AP Sports Writer
POSTED: 07:28 a.m. HST, Oct 03, 2013
LAST UPDATED: 01:29 a.m. HST, Oct 04, 2013
BALTIMORE » Football is on for Army, Navy and Air Force this weekend although some other service academy sports are still suspended because of the government shutdown.
The Defense Department said today everything was on hold at Navy through Sunday except for Saturday's football game against Air Force. According to Navy's website, 19 events were either postponed or canceled on Saturday and Sunday, including men's and women's soccer games, swim meets and a women's volleyball match at home against Colgate.
Air Force has women's volleyball and soccer matches scheduled for Saturday and Sunday that will be postponed.
Navy and Air Force received the go-ahead to play football because the game is not funded by the government. A sellout crowd is expected.

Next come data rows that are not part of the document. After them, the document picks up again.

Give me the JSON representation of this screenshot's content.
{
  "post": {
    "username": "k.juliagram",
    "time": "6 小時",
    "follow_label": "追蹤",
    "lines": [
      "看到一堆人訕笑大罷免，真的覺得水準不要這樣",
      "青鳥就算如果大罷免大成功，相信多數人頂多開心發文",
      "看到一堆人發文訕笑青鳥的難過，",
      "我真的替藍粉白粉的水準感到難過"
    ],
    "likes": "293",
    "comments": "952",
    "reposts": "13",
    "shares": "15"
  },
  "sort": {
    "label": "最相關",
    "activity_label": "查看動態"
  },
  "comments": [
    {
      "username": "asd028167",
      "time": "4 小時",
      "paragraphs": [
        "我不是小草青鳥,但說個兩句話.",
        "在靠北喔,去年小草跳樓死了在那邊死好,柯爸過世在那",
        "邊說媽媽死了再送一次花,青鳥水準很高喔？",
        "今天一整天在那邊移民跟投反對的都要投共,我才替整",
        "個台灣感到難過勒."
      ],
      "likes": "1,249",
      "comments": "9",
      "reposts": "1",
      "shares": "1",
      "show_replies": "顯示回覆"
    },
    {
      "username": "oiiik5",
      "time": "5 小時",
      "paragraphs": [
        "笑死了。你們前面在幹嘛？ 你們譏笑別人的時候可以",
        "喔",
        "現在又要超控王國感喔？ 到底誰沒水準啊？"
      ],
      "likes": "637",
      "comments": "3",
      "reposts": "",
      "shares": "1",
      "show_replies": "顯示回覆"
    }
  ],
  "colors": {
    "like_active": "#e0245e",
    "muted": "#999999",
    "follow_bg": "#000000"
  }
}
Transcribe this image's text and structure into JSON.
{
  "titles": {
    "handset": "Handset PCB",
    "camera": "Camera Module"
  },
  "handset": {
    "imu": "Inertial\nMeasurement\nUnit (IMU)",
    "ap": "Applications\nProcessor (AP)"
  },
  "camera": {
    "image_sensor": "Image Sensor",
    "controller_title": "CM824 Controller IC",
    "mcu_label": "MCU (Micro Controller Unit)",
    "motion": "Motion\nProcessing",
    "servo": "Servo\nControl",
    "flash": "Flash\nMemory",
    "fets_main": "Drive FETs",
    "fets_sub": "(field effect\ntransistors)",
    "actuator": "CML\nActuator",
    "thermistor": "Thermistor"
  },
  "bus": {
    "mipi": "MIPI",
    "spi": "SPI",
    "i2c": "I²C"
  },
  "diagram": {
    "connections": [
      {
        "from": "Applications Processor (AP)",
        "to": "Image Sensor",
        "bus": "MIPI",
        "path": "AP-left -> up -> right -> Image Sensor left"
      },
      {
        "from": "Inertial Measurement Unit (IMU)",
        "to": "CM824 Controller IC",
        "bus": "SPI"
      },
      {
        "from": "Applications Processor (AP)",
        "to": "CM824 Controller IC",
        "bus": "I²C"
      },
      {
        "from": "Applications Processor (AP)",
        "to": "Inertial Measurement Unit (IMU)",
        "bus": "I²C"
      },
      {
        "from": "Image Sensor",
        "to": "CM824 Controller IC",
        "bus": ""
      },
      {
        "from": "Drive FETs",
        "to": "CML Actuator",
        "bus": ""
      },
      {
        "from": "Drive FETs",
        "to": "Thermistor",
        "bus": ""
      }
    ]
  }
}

"We're just grateful that the Department of Defense is allowing us to move forward," Navy athletic director Chet Gladchuk said. "Speaking on behalf of the athletic department, the fans and the majority of Annapolis, this is a huge relief that we're able to play."
Army will play its game at Boston College, too.
"I'm thrilled our students and those from the service academies will get to play their games this weekend," BC athletic director Brad Bates said. "Thank you, fans, for your patience and understanding the past couple of days."
Army confirmed the announcement later today, saying, "Based on a decision by the Department of Defense, Army's football team will play at Boston College Saturday afternoon."
Ryan Yanoshak, assistant athletic director for athletic communications at Army, said the football team conducted its usual Thursday practice in the morning and the team would depart for Boston College on Friday afternoon.
But unlike with Navy, Army announced all previously scheduled contests that had not been canceled would go on as planned.
Service academy football games are paid for with nonappropriated funds and have been long planned. Such funds generally come from outside sources and are not approved through Congress.
Gladchuk said his department assured the Pentagon that no government money will be spent on any aspect of the game.
"We provided them with extensive and detailed information to help them justify their decision," Gladchuk said.
Gladchuk said a Navy home game typically brings in about $4 million from tickets, sponsorship, television and radio rights fees and other revenues such as parking and concessions.
Football revenue funds Navy's 32 other sports teams.
Saturday's game is particularly important because it will help decide the winner of the Commander-In-Chief's Trophy, awarded annually the service academy with the best record in games involving Air Force, Navy and Army. The winner of the last 13 Navy-Air Force games has gone on to win the coveted trophy.
Gladchuk said the Navy football team continued to practice this week with the notion that the game would go off as planned Saturday.
"It never entered their minds it wouldn't be played," he said. "All they were thinking is that kickoff is at 11:30. But obviously, the final announcement came as a relief and erased the shadow of uncertainty."
Earlier in the week, Navy coach Ken Niumatalolo decided the best approach would be to ignore the possibility of a cancellation and proceed as if the game would be played.
"We try to keep our preparation between the white lines because the things outside the while lines, obviously we have no control over," he said.
Senior wide receiver Matt Aiken, a captain on the squad, said, "At the Naval Academy we deal with a lot of obstacles like this. It's something we just have to overcome."
The service academies have played before during a government shutdown. The Midshipmen played at Air Force in 1990 under similar circumstances and hosted Tulane in November 1995 during a seven-day shutdown.
It's unclear if the service academies' games could still be in jeopardy beyond this weekend.
Army plays at home against Eastern Michigan on Oct. 12 and Navy plays at Duke on the same day. Both of those schools are independents in football.
Air Force moves back into Mountain West Conference play on Oct. 10, with a home game against San Diego State.
Mountain West officials are monitoring the situation closely and brainstorming ideas to deal with the possibility of the Falcons not being able to play games.
"This could get really deep and complicated really quickly," MWC Commissioner Craig Thompson said in a phone interview.
Thompson said a conference call is scheduled with the league membership on Monday and if the shutdown has not been resolved they will discuss how to proceed with Air Force's ability to play games uncertain.
"You can only plan so far out, but you also need to be proactive," Thompson said.
AP College Football Writer Ralph D. Russo contributed to this report.